Monday, November 09, 2009

Market Outlook | November 9, 2009

Weekly Results:

S&P 500 1,069.30 [+3.20%], DJIA 10,023.42 [+3.20%], NASDAQ 2,112.44 [+3.29%], Russell 2000 580.35 [+3.12%], and MSCI Emerging Markets 39.48 [+3.39%]


Digesting labor market results and stock market behavior can be two spate issues. Momentum is a powerful force that’s pointing to further upside moves.


Once again, we learned that sell-offs failed to reach more than 10%. Again, this is visible in the S&P 500, where the recent correction equaled around 6%. Ironically, those waiting for significant corrections might need markets to move much higher. Basically, an inevitable two week correction took place, forcing investors to reassess. This is poised to play out with a few weeks removed from year-end. The weakening labor market is not much of a surprise, heading into last Friday. Job numbers continue to be an established trend, given a 22 month contraction. In fact, some have pointed out that employment data is a lagging indicator, and macroeconomic aspects support those points. In looking ahead, a favorable cycle is forming in innovation themes despite a weak credit setting and lack of lending. Technology and biotech stand to benefit from increasing merger and acquisitions. Improvement in credit conditions, combined with increased IT spending, create opportunities in US technology.


Skepticism resurfaces, at times, among observers that state overbought technicals and pricy valuations. For money managers this might not be actionable until sentiment turns negative. Also, a shock in macroeconomic expectation can serve as a catalyst to trend reversals. At this stage, observers would be fighting the trend in making this assumption. Simply, the dominating theme is a movement towards risky assets such as emerging markets and commodities. This is evident, based on low rates and messaging from Federal Reserve. Thus, performance seekers are less hesitant to take an opposite view. In other words, many are not willing to risk profits earned since March lows.


Momentum is a factor that drives and attracts participants. Gold is picking up buyers, and previous performance is creating more believers in an already decade long-run up. For investors, Gold’s strength is hard to ignore, especially after a 333% appreciation since July 1999. Short term hurdles will struggle to deter those waiting for exposure. At the same time, paper assets, measured by the financial sector and US dollar, remain relatively weak. Simple, relative performance charts paint this picture. Global investors have accepted this fact, based on sector rotation data. The faith of paper assets will be mostly determined by policymakers and central banks. Until then, point sentiment and psychology is bound to flock towards outperformers from this year’s rally.

Article Quotes:


• “The Fed's balance sheet is bloated, but liquidity injections into the banking system have still failed to trigger a self-feeding expansion in money and credit. The monetary base has expanded by $788 billion in the past year, while outstanding bank loans have contracted by $638 billion.
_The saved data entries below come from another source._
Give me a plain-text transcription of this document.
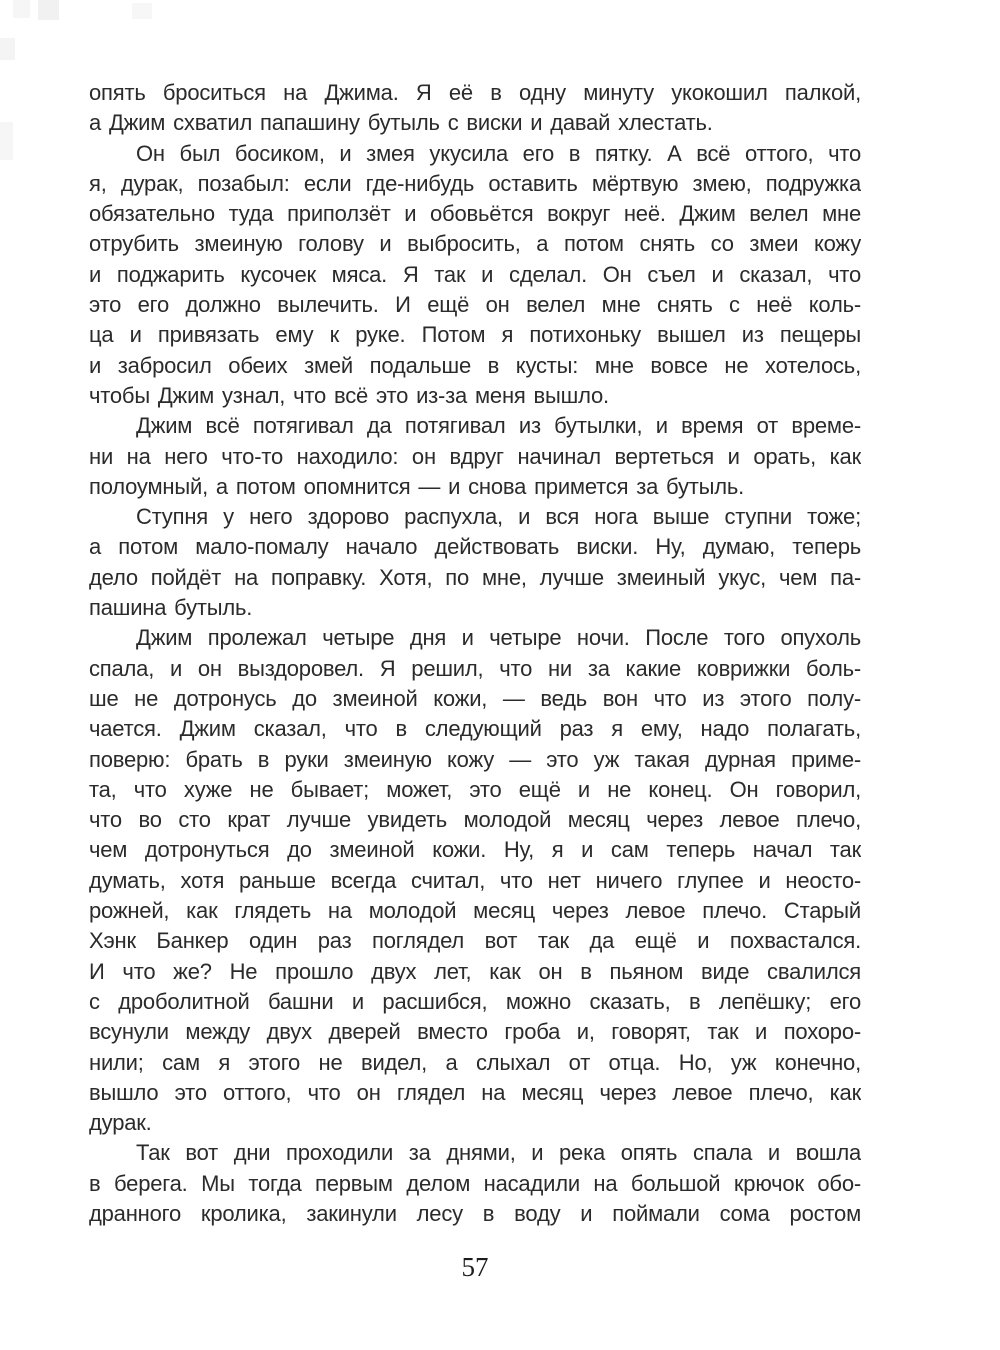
опять броситься на Джима. Я её в одну минуту укокошил палкой,
а Джим схватил папашину бутыль с виски и давай хлестать.
Он был босиком, и змея укусила его в пятку. А всё оттого, что
я, дурак, позабыл: если где-нибудь оставить мёртвую змею, подружка
обязательно туда приползёт и обовьётся вокруг неё. Джим велел мне
отрубить змеиную голову и выбросить, а потом снять со змеи кожу
и поджарить кусочек мяса. Я так и сделал. Он съел и сказал, что
это его должно вылечить. И ещё он велел мне снять с неё коль-
ца и привязать ему к руке. Потом я потихоньку вышел из пещеры
и забросил обеих змей подальше в кусты: мне вовсе не хотелось,
чтобы Джим узнал, что всё это из-за меня вышло.
Джим всё потягивал да потягивал из бутылки, и время от време-
ни на него что-то находило: он вдруг начинал вертеться и орать, как
полоумный, а потом опомнится — и снова примется за бутыль.
Ступня у него здорово распухла, и вся нога выше ступни тоже;
а потом мало-помалу начало действовать виски. Ну, думаю, теперь
дело пойдёт на поправку. Хотя, по мне, лучше змеиный укус, чем па-
пашина бутыль.
Джим пролежал четыре дня и четыре ночи. После того опухоль
спала, и он выздоровел. Я решил, что ни за какие коврижки боль-
ше не дотронусь до змеиной кожи, — ведь вон что из этого полу-
чается. Джим сказал, что в следующий раз я ему, надо полагать,
поверю: брать в руки змеиную кожу — это уж такая дурная приме-
та, что хуже не бывает; может, это ещё и не конец. Он говорил,
что во сто крат лучше увидеть молодой месяц через левое плечо,
чем дотронуться до змеиной кожи. Ну, я и сам теперь начал так
думать, хотя раньше всегда считал, что нет ничего глупее и неосто-
рожней, как глядеть на молодой месяц через левое плечо. Старый
Хэнк Банкер один раз поглядел вот так да ещё и похвастался.
И что же? Не прошло двух лет, как он в пьяном виде свалился
с дроболитной башни и расшибся, можно сказать, в лепёшку; его
всунули между двух дверей вместо гроба и, говорят, так и похоро-
нили; сам я этого не видел, а слыхал от отца. Но, уж конечно,
вышло это оттого, что он глядел на месяц через левое плечо, как
дурак.
Так вот дни проходили за днями, и река опять спала и вошла
в берега. Мы тогда первым делом насадили на большой крючок обо-
дранного кролика, закинули лесу в воду и поймали сома ростом
57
Meanwhile, actual inflation and inflation expectations remain tame.” (BCA Research, November 6, 2009)


• “Insiders sold $6.2 billion worth of shares in August, the most since May 2008, while insider buying has been under $1 billion for seven straight months for the first time since 2005, according to a report by research firm TrimTabs. Because insiders cannot trade around earnings season, insider volume at $3.6 billion in October was about half that in August, but the actions of executives at many companies that have reported suggest selling will pick up.” (Reuters, November 6, 2009)

Levels:


S&P 500 [1069.30] Trading within a range between 1040-1080. A sideway pattern that began in mid September. Longer-term outlook maintains its uptrend bias.


Crude [$77.43] Continues to pause after reaching annual highs of $82. Trend points to a positive movement with buy interest around $72 and $74. Upcoming sell-offs can paint a better read on buyer conviction.


Gold [$1096] Has a solid breakout that reconfirms a bullish trend. Short-term traders might shy away from accumulating at these elevated levels. Investors seek to gain confirmation on Gold price’s ability to stay above $1100.


DXY– US Dollar Index [75.79] Has recent strength in the US dollar, lacking further evidence of a turnaround. Having said that, a bottoming process is beginning to convince some investors on a potential of a trend shift.


US 10 Year Treasury Yields [3.49%] No major changes have occurred week after week. There has been a lack of major fluctuation in nearly five months.